Les herbiers marins sont d'anciennes plantes à fleurs marines, dont la plupart des espèces terminent leur cycle de vie entièrement sous l'eau. À l'échelle mondiale, 24 % des espèces sont classées comme « menacées » ou « quasi menacées » sur la Liste rouge de l'UICN, le taux de déclin continuant d'augmenter en raison des activités humaines, notamment du changement climatique. Les espèces végétales, y compris les herbiers marins, se reproduisent en utilisant des moyens sexués (graines) et asexués (végétatifs) qui peuvent varier d'une gamme d'espèces à l'autre. Les populations aux limites de leur aire de répartition géographique ont tendance à avoir une diversité génétique plus faible, des tailles de population effectives plus petites et une connectivité limitée par rapport aux populations centralisées. Les populations périphériques sont également susceptibles d'être mieux adaptées à des conditions plus extrêmes pour la survie et la résilience futures dans des environnements qui se réchauffent. Cependant, ils peuvent également être les plus menacés d'extinction par le changement climatique.
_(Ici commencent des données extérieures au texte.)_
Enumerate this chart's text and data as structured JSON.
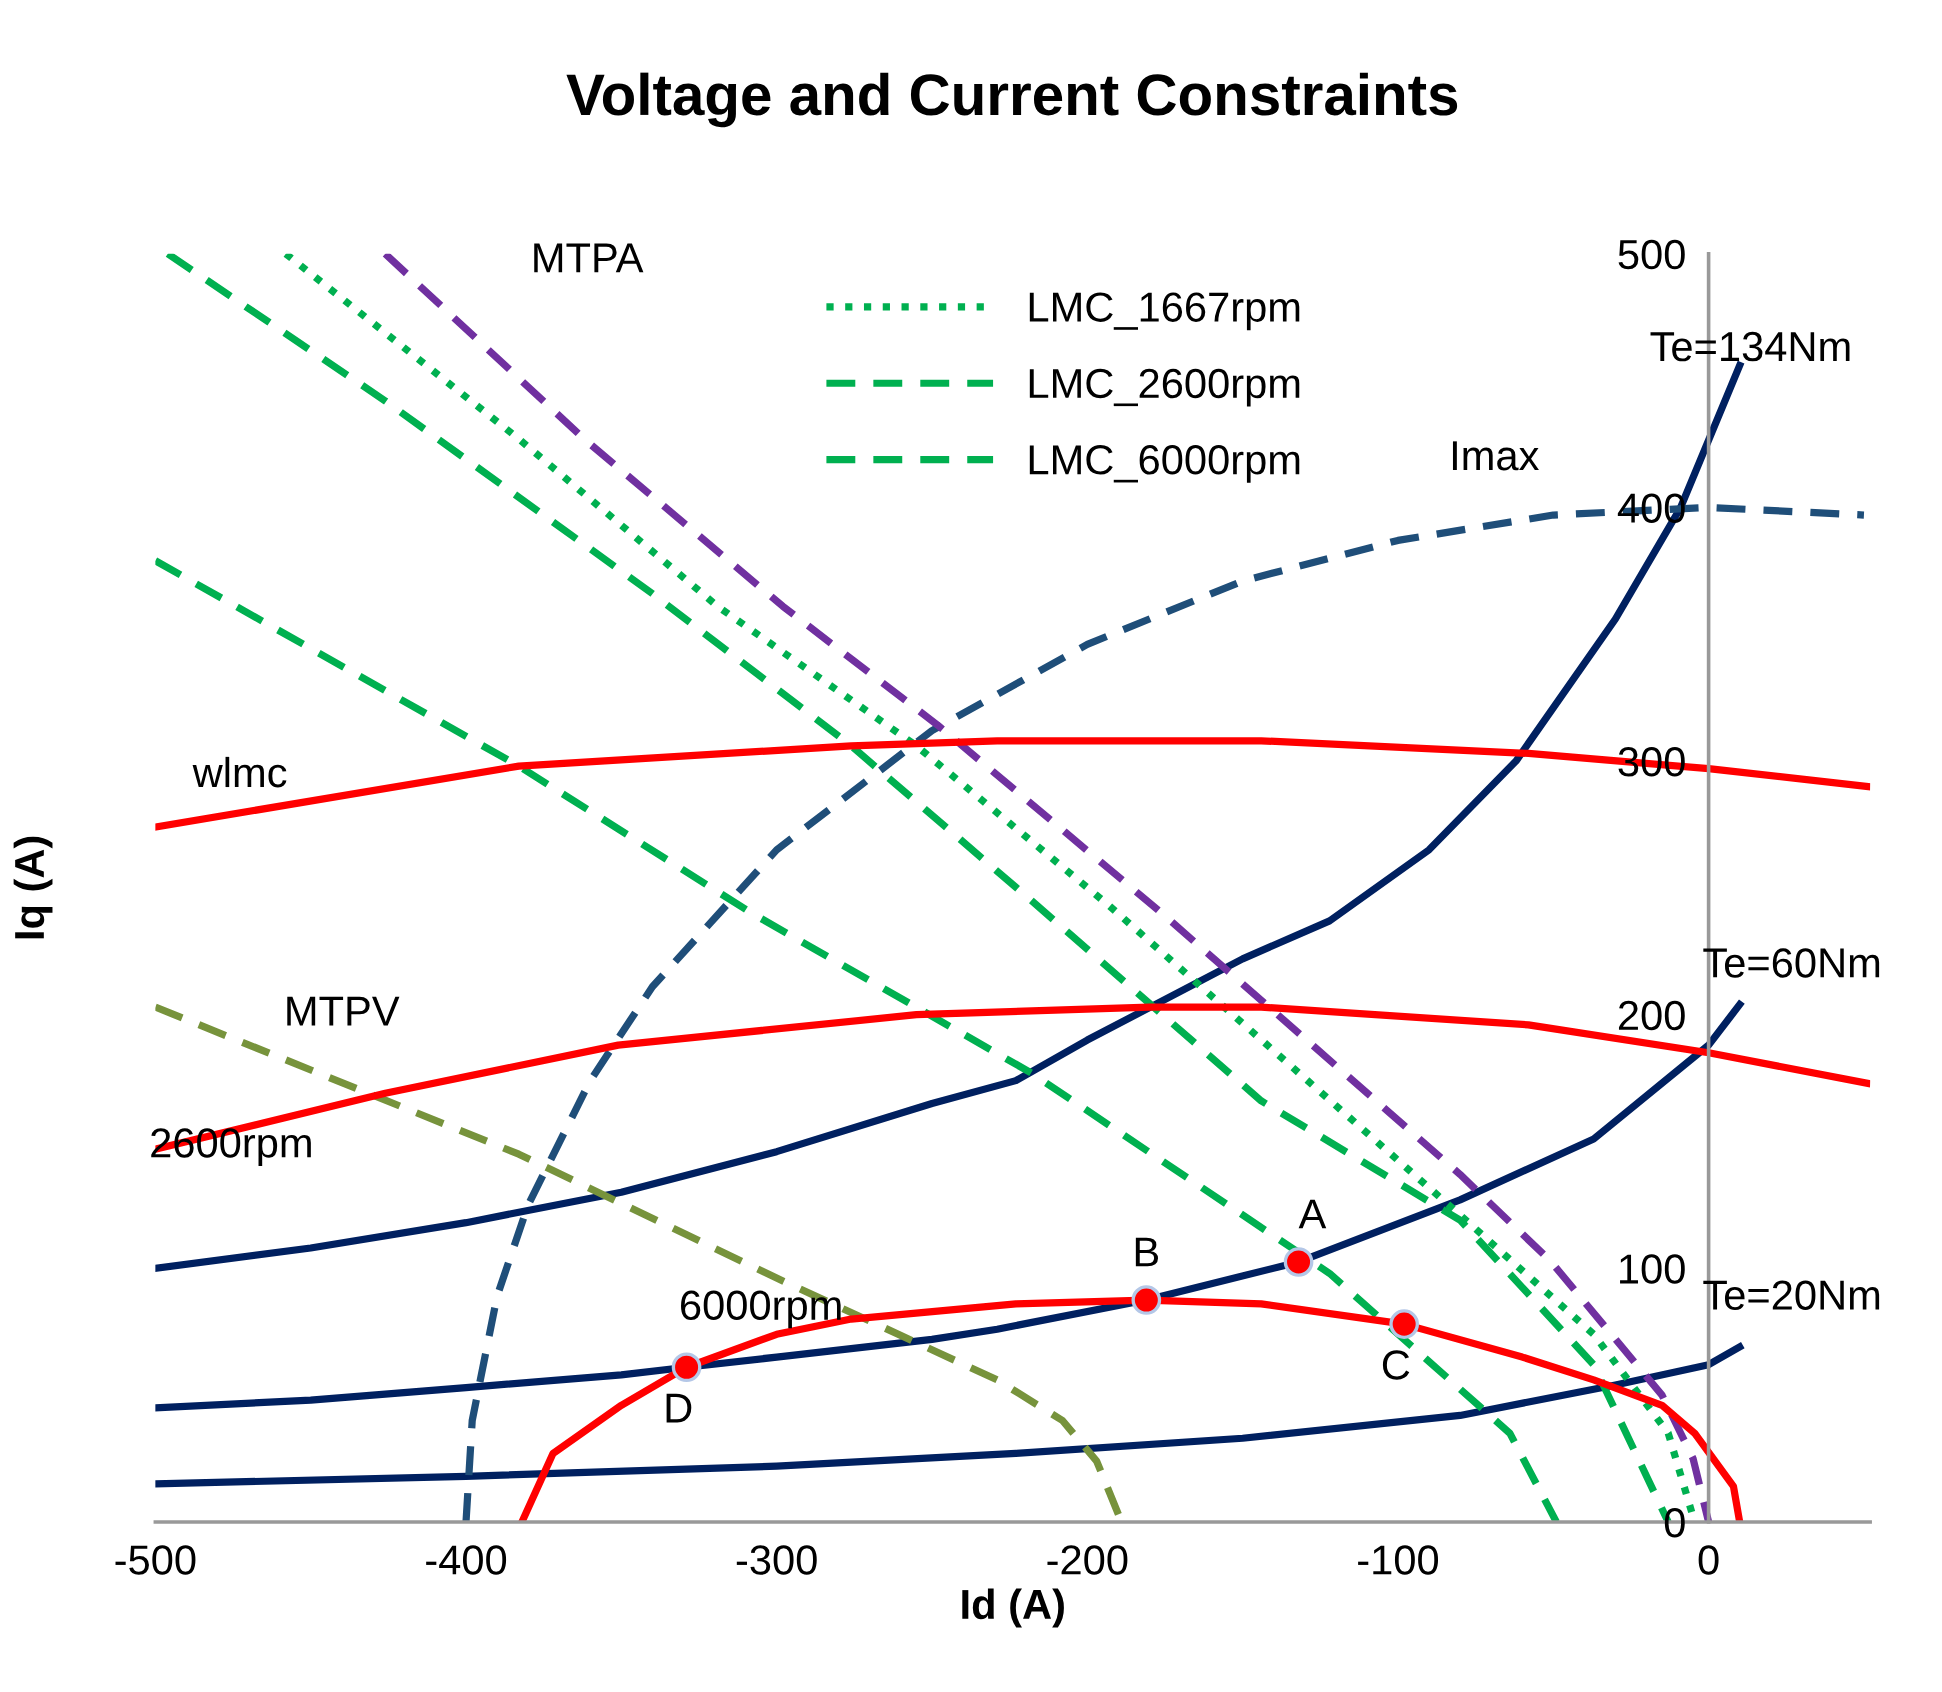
{
  "chart_data": {
    "type": "line",
    "title": "Voltage and Current Constraints",
    "xlabel": "Id (A)",
    "ylabel": "Iq (A)",
    "xlim": [
      -500,
      52
    ],
    "xticks": [
      -500,
      -400,
      -300,
      -200,
      -100,
      0
    ],
    "ylim": [
      0,
      500
    ],
    "yticks": [
      0,
      100,
      200,
      300,
      400,
      500
    ],
    "grid": false,
    "legend": "top",
    "marker": "none",
    "series": [
      {
        "name": "Te=134Nm",
        "color": "#002060",
        "line_style": "solid",
        "x": [
          -500,
          -450,
          -400,
          -350,
          -300,
          -250,
          -223,
          -200,
          -150,
          -122,
          -90,
          -62,
          -30,
          -9,
          10
        ],
        "values": [
          100,
          108,
          118,
          130,
          146,
          165,
          174,
          190,
          222,
          237,
          265,
          300,
          356,
          400,
          456
        ]
      },
      {
        "name": "Te=60Nm",
        "color": "#002060",
        "line_style": "solid",
        "x": [
          -500,
          -450,
          -400,
          -350,
          -329,
          -300,
          -250,
          -229,
          -181,
          -132,
          -80,
          -37,
          0,
          10
        ],
        "values": [
          45,
          48,
          53,
          58,
          61,
          65,
          72,
          76,
          87.5,
          102.5,
          127,
          151,
          188,
          204
        ]
      },
      {
        "name": "Te=20Nm",
        "color": "#002060",
        "line_style": "solid",
        "x": [
          -500,
          -400,
          -300,
          -223,
          -150,
          -80,
          -30,
          0,
          10
        ],
        "values": [
          15,
          18,
          22,
          27,
          33,
          42,
          54,
          62,
          69
        ]
      },
      {
        "name": "Imax",
        "color": "#1f4e79",
        "line_style": "dashed",
        "x": [
          -400,
          -398,
          -390,
          -380,
          -360,
          -340,
          -300,
          -250,
          -200,
          -150,
          -100,
          -50,
          0,
          50
        ],
        "values": [
          0,
          40,
          89,
          125,
          174,
          211,
          265,
          312,
          346,
          371,
          387,
          397,
          400,
          397
        ]
      },
      {
        "name": "MTPA",
        "color": "#7030a0",
        "line_style": "dashed",
        "x": [
          -426,
          -362,
          -298,
          -248,
          -176,
          -80,
          -51,
          -15,
          -5,
          0
        ],
        "values": [
          500,
          427,
          361,
          314,
          240,
          137,
          103,
          50,
          25,
          0
        ]
      },
      {
        "name": "LMC_1667rpm",
        "color": "#00b050",
        "line_style": "dotted",
        "x": [
          -458,
          -383,
          -319,
          -255,
          -193,
          -80,
          -37,
          -13,
          -4.5
        ],
        "values": [
          500,
          427,
          361,
          306,
          243,
          121,
          74,
          35,
          0
        ]
      },
      {
        "name": "LMC_2600rpm",
        "color": "#00b050",
        "line_style": "dashed",
        "x": [
          -496,
          -426,
          -340,
          -276,
          -218,
          -144,
          -80,
          -37,
          -13
        ],
        "values": [
          500,
          442,
          366,
          306,
          245,
          166,
          119,
          62,
          0
        ]
      },
      {
        "name": "LMC_6000rpm",
        "color": "#00b050",
        "line_style": "dashed",
        "x": [
          -500,
          -383,
          -308,
          -218,
          -122,
          -64,
          -49
        ],
        "values": [
          379,
          298,
          240,
          177,
          98,
          35,
          0
        ]
      },
      {
        "name": "MTPV",
        "color": "#77933c",
        "line_style": "dashed",
        "x": [
          -500,
          -383,
          -298,
          -229,
          -208,
          -197,
          -189
        ],
        "values": [
          203,
          145,
          95,
          56,
          40,
          24,
          0
        ]
      },
      {
        "name": "wlmc",
        "color": "#ff0000",
        "line_style": "solid",
        "x": [
          -500,
          -383,
          -276,
          -229,
          -144,
          -58,
          0,
          51
        ],
        "values": [
          274,
          298,
          306,
          308,
          308,
          303,
          297,
          290
        ]
      },
      {
        "name": "2600rpm",
        "color": "#ff0000",
        "line_style": "solid",
        "x": [
          -500,
          -426,
          -351,
          -255,
          -180,
          -144,
          -58,
          0,
          51
        ],
        "values": [
          147,
          169,
          188,
          200,
          203,
          203,
          196,
          185,
          173
        ]
      },
      {
        "name": "6000rpm",
        "color": "#ff0000",
        "line_style": "solid",
        "x": [
          -382,
          -372,
          -350,
          -329,
          -300,
          -276,
          -223,
          -181,
          -144,
          -98,
          -60,
          -37,
          -15,
          -4.5,
          8,
          10
        ],
        "values": [
          0,
          27,
          46,
          61,
          74,
          80,
          86,
          87.5,
          86,
          78,
          65,
          56,
          46,
          35,
          14,
          0
        ]
      },
      {
        "type": "scatter",
        "color": "#ff0000",
        "marker": "circle",
        "x": [
          -132,
          -181,
          -98,
          -329
        ],
        "values": [
          102.5,
          87.5,
          78,
          61
        ]
      }
    ],
    "annotations": [
      {
        "text": "A",
        "x": -132,
        "y": 102.5
      },
      {
        "text": "B",
        "x": -181,
        "y": 87.5
      },
      {
        "text": "C",
        "x": -98,
        "y": 78
      },
      {
        "text": "D",
        "x": -329,
        "y": 61
      }
    ]
  }
}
Dans leur nouvelle étude publiée dans AoBP, Sinclair et al. comparer la reproduction sexuée, la diversité génétique et le système d'accouplement dans Posidonie australe prairies sous-marines de l'ouest de l'Australie, en particulier sur le site du patrimoine mondial de Shark Bay à la limite nord de l'aire de répartition de l'espèce et dans les eaux métropolitaines de Perth au centre de l'aire de répartition. La production de fleurs et de fruits était inférieure de deux ordres de grandeur dans les prés de Shark Bay et ils avaient une diversité génétique plus faible et un système d'accouplement mixte par rapport aux prés de Perth. Ces résultats indiquent que la restauration des herbiers marins dans la baie Shark pourrait bénéficier de l'approvisionnement en matériel végétal de plusieurs prairies reproductives pour augmenter la pollinisation croisée et la production de graines pour le recrutement naturel. Les recherches en cours sur le rôle de l'adaptation, de l'acclimatation et de la plasticité dans les herbiers marins en bordure de l'aire de répartition pourraient faire la lumière sur la façon dont ces herbiers à taux réduits de reproduction sexuée et d'exogames peuvent surmonter des défis supplémentaires à travers un gradient de salinité sous des climats changeants.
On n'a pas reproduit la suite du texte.